The company, at its 12th CA World user conference in Las Vegas, shared with press details of its Unified Service Model that it said represents 18 months of integration with in-house developed and acquired technologies. For instance, CA tapped application-dependency mapping and modeling technology it acquired with Cendura last fall to include the ability to populate the Unified Service Model with data from across an enterprise network. It promises to model IT services based on IT assets and their interrelationships as well as incorporate other elements, such as user identity, business policies and financial costs associated with IT.
Building on its Enterprise IT Management initiative announced at the last CA World in November 2005, CA's Unified Service Model would provide integration across CA products and help customers simplify their technology implementations, the company said. (See story on CEO and President John Swainson's keynote address.)
"IT organizations have been on a path forward from being just a backroom function to an internal service provider to now becoming an engine for competitive advantage," said CA CTO and Executive Vice President Al Nugent during a Sunday press conference. "An intimate linkage to the business will be required for IT to make this transition."
CA said the Unified Service Model is part of 16 CA Capability Solutions, which comprise existing products with updated integrations pre-packaged for customers looking to solve specific pain points. The technology is incorporated into CA products to provide an added layer of integration for software tools "that make sense." For instance, CA Network and Voice Management would include technology the company acquired with Concord Communications such as eHealth and Aprisma's Spectrum to tackle network fault, availability and telephony management. The Unified Service Model enables these products to share data schemas that make the data collected easier to integrate and correlate.
CA focused its Capability Solutions on three primary technology areas -- governance, management and security -- to help customers address the most pressing issues facing IT today. CA contends the level of detail in such technology areas must broaden to include users. The Unified Service Model builds upon the integration CA provided in its configuration management database announced 18 months ago and adopted by 70 CA customers.
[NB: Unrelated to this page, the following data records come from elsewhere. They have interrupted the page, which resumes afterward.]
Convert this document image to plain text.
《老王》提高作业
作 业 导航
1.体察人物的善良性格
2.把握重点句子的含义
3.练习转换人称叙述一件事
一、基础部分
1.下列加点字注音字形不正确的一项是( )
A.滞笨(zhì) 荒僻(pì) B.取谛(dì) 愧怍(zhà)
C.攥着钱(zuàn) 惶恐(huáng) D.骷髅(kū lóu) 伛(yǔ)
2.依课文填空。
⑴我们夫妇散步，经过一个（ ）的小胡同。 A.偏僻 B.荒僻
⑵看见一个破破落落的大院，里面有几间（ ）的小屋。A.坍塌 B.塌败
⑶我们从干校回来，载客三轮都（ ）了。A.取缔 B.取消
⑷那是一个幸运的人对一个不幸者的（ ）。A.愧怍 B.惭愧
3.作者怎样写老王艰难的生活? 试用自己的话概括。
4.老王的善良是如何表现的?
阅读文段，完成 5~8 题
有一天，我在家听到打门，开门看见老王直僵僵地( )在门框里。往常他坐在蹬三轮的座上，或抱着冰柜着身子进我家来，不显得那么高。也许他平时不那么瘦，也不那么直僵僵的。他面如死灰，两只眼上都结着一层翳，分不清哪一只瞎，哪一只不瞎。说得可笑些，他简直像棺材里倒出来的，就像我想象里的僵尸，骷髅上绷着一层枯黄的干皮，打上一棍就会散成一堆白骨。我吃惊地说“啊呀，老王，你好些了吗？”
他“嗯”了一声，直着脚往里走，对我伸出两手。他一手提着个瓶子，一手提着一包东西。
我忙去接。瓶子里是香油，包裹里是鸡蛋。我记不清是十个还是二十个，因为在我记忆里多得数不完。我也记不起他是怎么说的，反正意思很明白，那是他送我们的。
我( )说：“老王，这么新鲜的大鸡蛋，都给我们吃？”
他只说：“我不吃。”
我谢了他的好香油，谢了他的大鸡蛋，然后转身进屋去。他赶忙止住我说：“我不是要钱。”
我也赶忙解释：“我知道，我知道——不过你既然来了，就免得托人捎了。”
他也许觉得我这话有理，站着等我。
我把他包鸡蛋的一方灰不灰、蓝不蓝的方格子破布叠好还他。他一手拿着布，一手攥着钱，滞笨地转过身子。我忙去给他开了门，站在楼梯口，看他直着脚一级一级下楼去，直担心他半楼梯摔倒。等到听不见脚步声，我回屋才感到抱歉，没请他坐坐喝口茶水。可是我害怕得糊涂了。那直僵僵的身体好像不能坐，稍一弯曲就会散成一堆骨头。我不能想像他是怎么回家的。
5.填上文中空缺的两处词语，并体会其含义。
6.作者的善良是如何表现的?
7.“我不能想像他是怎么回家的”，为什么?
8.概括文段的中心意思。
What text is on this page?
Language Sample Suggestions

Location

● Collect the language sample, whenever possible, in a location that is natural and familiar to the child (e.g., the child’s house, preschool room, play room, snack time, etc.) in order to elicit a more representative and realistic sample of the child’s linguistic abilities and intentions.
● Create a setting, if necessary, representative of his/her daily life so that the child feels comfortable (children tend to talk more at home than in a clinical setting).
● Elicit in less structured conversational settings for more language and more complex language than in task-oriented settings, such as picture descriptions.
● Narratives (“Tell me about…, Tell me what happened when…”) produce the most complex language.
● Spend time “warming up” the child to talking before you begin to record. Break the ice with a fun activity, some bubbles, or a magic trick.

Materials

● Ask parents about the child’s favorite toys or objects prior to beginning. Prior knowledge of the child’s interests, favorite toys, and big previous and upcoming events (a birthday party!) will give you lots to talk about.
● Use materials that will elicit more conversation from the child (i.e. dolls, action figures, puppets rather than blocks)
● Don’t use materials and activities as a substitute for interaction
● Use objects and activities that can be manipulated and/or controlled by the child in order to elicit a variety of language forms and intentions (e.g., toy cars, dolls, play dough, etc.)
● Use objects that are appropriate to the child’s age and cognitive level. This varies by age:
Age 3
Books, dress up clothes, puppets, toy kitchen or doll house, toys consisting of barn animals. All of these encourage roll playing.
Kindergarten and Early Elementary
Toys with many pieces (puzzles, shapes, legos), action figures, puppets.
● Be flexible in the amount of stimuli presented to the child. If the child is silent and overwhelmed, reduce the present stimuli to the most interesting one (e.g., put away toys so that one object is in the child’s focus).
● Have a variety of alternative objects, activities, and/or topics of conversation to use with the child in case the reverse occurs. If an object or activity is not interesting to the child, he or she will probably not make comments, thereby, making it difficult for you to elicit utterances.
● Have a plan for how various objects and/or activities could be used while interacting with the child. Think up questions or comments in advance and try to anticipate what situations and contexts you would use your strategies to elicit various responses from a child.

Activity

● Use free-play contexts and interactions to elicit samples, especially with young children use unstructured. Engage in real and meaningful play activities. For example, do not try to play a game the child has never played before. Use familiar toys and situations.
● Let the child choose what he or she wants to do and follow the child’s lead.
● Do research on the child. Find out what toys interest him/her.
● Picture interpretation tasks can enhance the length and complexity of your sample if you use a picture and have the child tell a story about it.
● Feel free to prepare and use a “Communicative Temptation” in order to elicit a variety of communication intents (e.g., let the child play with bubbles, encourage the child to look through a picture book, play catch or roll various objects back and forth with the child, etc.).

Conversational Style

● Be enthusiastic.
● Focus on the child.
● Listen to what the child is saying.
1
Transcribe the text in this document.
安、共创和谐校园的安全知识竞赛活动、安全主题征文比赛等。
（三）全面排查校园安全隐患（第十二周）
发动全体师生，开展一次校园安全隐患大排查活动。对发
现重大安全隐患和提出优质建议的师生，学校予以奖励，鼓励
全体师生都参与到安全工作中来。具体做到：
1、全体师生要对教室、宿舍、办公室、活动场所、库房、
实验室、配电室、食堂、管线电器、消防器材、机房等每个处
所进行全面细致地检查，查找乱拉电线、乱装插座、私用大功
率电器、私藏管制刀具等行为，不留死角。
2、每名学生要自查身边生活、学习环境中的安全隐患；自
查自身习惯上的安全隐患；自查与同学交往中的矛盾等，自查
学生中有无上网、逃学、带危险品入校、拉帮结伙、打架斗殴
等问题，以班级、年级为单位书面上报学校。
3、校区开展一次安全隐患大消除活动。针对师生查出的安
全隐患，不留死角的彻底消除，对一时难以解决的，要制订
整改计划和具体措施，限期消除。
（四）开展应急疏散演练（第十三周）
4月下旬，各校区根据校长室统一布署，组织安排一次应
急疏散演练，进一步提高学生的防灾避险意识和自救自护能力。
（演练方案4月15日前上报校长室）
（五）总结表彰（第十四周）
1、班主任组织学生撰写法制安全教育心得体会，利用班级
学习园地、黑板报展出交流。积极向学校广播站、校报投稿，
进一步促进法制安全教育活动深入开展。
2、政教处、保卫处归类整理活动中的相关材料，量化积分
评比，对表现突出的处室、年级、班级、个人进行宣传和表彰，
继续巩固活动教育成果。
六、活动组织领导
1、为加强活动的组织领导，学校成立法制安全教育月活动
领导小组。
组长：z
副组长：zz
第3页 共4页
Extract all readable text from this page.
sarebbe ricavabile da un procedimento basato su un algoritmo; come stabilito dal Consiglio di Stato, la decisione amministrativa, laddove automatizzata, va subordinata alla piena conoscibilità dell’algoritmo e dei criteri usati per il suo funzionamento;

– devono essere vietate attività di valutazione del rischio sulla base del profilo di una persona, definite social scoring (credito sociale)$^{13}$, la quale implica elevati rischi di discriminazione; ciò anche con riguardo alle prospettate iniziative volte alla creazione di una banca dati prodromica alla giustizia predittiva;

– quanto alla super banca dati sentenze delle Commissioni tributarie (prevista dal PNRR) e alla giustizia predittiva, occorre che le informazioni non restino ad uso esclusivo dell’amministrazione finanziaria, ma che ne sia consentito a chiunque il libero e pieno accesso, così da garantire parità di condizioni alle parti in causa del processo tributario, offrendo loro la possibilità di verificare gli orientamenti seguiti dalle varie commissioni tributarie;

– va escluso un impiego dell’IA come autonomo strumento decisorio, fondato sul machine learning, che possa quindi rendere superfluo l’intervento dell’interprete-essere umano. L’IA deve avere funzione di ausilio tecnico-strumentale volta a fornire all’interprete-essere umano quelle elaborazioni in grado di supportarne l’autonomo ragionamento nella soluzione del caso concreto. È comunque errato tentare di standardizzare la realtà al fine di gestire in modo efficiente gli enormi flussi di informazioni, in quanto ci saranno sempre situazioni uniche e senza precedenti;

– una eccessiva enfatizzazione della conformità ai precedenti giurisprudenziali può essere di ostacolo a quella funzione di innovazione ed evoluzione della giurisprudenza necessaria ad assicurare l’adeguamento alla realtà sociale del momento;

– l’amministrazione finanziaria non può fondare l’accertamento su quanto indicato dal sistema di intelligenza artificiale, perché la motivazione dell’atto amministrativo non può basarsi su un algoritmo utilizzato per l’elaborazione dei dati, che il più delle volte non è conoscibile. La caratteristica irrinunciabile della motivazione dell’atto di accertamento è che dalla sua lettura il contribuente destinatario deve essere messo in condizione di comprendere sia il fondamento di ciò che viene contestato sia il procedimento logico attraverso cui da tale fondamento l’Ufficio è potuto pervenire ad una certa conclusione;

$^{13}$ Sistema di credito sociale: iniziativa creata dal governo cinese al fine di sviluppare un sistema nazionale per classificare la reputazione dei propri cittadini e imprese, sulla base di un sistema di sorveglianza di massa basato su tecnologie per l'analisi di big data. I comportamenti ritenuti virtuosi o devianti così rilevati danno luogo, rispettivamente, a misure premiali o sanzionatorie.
"The Unified Service Model provides more than IT asset information and their relationships. It understands who has access to services, what the services costs and the identity of users that user the services. It is a much broader view of a service that runs across the silos of IT that all groups need to work off," said Ajei Gopal, general manager of CA's Enterprise Systems Management business unit. "It provides the same notion of what a service looks like across an organization."